Why cant I handle with pointers here? Is handling this case via pointers advantageous?


Solution

  • The problem is how your data represented in memory.

    Let's assume you have an instance of c# structure that marshals to unmanaged code or even file.

    [StructLayout(LayoutKind.Sequential, Pack = 8)]
    public struct Data
    {
    [MarshalAs(UnmanagedType.U4)]
    public int number = 5;
    
    [MarshalAs(UnmanagedType.ByValArray, SizeConst = 5)]
    public int[] array = {0, 1, 2, 3, 4};
    
    [MarshalAs(UnmanagedType.ByValTStr, SizeConst = 512)]
    
    public string buffer = "Happy new Year";
    }
    

    According to this, your memory layout will be like this (in hex-like view):

    05 00 00 00 00 00 00 00
    01 00 00 00 02 00 00 00
    03 00 00 00 04 00 00 00
    00 48 00 61 00 70 00 70 
    00 79 00 20 00 6E 00 65 
    00 77 00 20 00 59 00 65 
    00 61 00 72
    

    Here we have first four bytes "05 00 00 00", which means number "5" in memory for your "number" variable. (Notice that these bytes in reversed order because Intel architecture is LittleEndian, see Endiannes for details)

    Then we have next five integers as "00 00 00 00" = 0, "01 00 00 00" = 1, "02 00 00 00" = 2, "03 00 00 00" = 3, "04 00 00 00" = 4 for array named "array".

    And the string "buffer" represents like this:

    "00 48" = H
    "00 61" = a
    "00 70" = p
    "00 70" = p
    "00 79" = y
    "00 20" = <space>
    "00 6E" = n
    "00 65" = e
    "00 77" = w
    "00 20" = <space>
    "00 59" = Y
    "00 65" = e
    "00 61" = a
    "00 72" = r
    

    There is some trick that .NET always use Unicode to store it's string variables. Every Unicode character has it's two-byte representation.

    Now, for this C++ struct

    struct Data
    {
    public:
        int number;
        int array[5];
        char buffer[512];
        //char *buffer;
    };
    

    sizeof(int) is 4. So the content of memory for variable "number" = "05 00 00 00" which is number five. array[0],array1,array[2],array[3],array[4] lay out on memory blocks "00 00 00 00" = 0, "01 00 00 00" = 1, "02 00 00 00" = 2, "03 00 00 00" = 3, "04 00 00 00" = 4. Everything else remains to buffer[512] variable. But in c++, sizeof(char) == 1. The char data type usually used to represent old ASCII style text with a single byte encoding. You should use wchar_t instead which is perfectly fits for Unicode encodings.

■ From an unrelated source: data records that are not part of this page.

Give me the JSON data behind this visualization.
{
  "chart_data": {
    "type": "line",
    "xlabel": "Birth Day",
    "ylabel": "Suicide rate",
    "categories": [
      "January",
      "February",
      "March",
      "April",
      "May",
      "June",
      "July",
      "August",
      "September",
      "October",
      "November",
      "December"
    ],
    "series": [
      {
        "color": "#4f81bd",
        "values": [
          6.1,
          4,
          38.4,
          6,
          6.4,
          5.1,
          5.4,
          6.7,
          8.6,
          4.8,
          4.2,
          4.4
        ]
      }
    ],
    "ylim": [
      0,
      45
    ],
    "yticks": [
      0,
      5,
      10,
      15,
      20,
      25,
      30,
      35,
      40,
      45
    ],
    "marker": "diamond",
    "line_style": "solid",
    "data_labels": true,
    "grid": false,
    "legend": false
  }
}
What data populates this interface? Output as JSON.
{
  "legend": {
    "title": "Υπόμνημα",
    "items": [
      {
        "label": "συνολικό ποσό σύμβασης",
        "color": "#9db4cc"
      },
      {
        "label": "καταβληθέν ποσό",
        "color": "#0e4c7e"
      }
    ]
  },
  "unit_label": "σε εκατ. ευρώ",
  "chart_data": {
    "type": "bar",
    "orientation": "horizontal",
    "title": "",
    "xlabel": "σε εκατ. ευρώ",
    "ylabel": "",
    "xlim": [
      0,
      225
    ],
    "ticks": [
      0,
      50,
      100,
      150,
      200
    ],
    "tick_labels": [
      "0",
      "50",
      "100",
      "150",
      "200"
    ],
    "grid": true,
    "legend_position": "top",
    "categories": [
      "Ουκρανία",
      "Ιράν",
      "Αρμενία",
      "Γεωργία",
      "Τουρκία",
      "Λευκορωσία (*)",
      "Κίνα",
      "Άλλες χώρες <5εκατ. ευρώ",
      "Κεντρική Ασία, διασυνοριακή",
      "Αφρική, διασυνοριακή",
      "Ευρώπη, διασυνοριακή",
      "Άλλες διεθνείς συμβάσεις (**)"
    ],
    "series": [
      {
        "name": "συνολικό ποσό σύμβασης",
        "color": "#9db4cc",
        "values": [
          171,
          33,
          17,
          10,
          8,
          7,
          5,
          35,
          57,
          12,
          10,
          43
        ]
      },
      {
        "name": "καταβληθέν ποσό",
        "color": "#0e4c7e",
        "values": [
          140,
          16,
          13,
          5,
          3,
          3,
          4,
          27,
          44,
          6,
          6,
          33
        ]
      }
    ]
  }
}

    Now let's take a look at

    struct Data
    {
    public:
        int number;
        int *array;
        char *buffer;
    };
    

    This structure will be projected on the same memory layout as described above. If you're running under 32-bit environment (win32) the content of "array" pointer will be "00 00 00 00" (4 bytes for pointer) and "buffer" pointer will be "01 00 00 00".

    If you're running under 64-bit environment (win64) the content of "array" pointer will be "00 00 00 00 01 00 00 00" (8 bytes for pointer) and buffer pointer will be "02 00 00 00 03 00 00 00".

    These are some kind of invalid pointers which point who knows where. That's why you get Access Violation when you try to dereference them.